Texas Rep. Democrat Lloyd Doggett First MP to Ask Joe Biden to Withdraw

Democratic heavyweights and congressmen on Tuesday, July 2, questioned the suitability of President Joe Biden, 81, for a second term, with the first public call for him to withdraw his candidacy.  “Recognizing that, unlike Trump, President Biden’s first commitment has always been to our country, not himself, I look forward to him making the difficult and painful decision to withdraw,” Texas Rep. Lloyd Doggett, a Democrat member of Congress said in a statement.  “I respectfully ask you to do so,” added Doggett, the first MP from the party to publicly ask him to throw in the towel. 

 

“I think it’s a legitimate question to say, ‘Is this an episode or is this a state?'” Nancy Pelosi, 84, a former Democratic speaker of the US House of Representatives, told MSNBC.  She is referring to Biden’s disastrous debate last Thursday against Republican Donald Trump, 78, in which the Democrat repeatedly stumbled and lost his thread, exacerbating fears about his mental acuity.  Since then, Democratic leaders have been hesitant, perhaps to give Biden a chance to calm concerns with a press conference without a teleprompter (a device that allows people to read a text without looking away from the camera), or a long interview, which he will give on Friday, according to ABC News

 

Democrats’ patience is running out.  “We have to be honest with ourselves and say it wasn’t just a horrible night,” Democratic Congressman Mike Quigley told CNN on Tuesday.  A poll released Tuesday by CNN has further fueled fear in the Democratic camp: 75% of voters surveyed believe the party would have a better chance in November with another candidate.  Trump has 49% of the votes nationwide, compared to 43% for his rival, a difference that has not changed since the last poll of this type, carried out in April.  Vice President Kamala Harris, though she would not win, would be in a better position, with 45% to the former Republican president’s 47%.  Other potential Democratic candidates, some of them little known to the public, would face Donald Trump with scores similar to the current president’s, despite their lack of notoriety, such as California Governor Gavin Newsom, Transportation Secretary Pete Buttigieg and Michigan Governor Gretchen Whitmer.

 

“I blame the campaign team for ignoring the questions people are asking,” said Senator Peter Welch in an interview with the Semafor website.  Recent articles, notably from Axios and Politico, speak of a president who would only be fully functional between 10 a.m. and 4 p.m., and who would only read written memos to avoid gaffes.  Since his election, the oldest president in US history has suffered a noticeable physical deterioration.  The White House has so far consistently dismissed questions about Joe Biden’s intellectual acumen.  A recent Wall Street Journal investigation into the octogenarian’s “decline” earned the paper a reprimand from its communications team.  The US president, who has fallen several times in public, has stopped using the long gangplank of his plane for months.
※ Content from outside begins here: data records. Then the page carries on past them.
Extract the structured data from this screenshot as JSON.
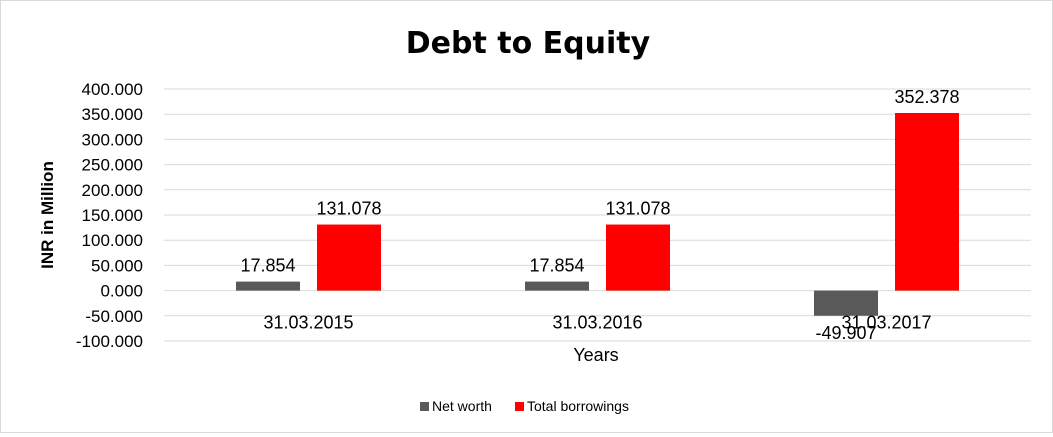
{
  "chart_data": {
    "type": "bar",
    "title": "Debt to Equity",
    "xlabel": "Years",
    "ylabel": "INR in Million",
    "categories": [
      "31.03.2015",
      "31.03.2016",
      "31.03.2017"
    ],
    "series": [
      {
        "name": "Net worth",
        "values": [
          17.854,
          17.854,
          -49.907
        ],
        "color": "#595959"
      },
      {
        "name": "Total borrowings",
        "values": [
          131.078,
          131.078,
          352.378
        ],
        "color": "#ff0000"
      }
    ],
    "ylim": [
      -100,
      400
    ],
    "yticks": [
      "400.000",
      "350.000",
      "300.000",
      "250.000",
      "200.000",
      "150.000",
      "100.000",
      "50.000",
      "0.000",
      "-50.000",
      "-100.000"
    ],
    "data_labels": [
      [
        "17.854",
        "17.854",
        "-49.907"
      ],
      [
        "131.078",
        "131.078",
        "352.378"
      ]
    ],
    "legend_labels": [
      "Net worth",
      "Total borrowings"
    ],
    "grid": true,
    "legend_position": "bottom"
  }
}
He prefers a shorter and more stable ladder.

 

For several weeks now, he has also surrounded himself with advisers as he travels from the White House to his helicopter on the lawn, which prevents the cameras from recording his very stiff gait.  The gaffe-prone US president has not given a lengthy press conference since January 2022 and has reduced the number of impromptu remarks he makes to reporters.  The Democrat spends most of his weekends at one of his homes in Delaware, with no official schedule.  When Joe Biden recently visited France to commemorate the Allied landings of 1944, he went straight from the airport to his hotel, where he stayed for a whole day, without making any public appearances.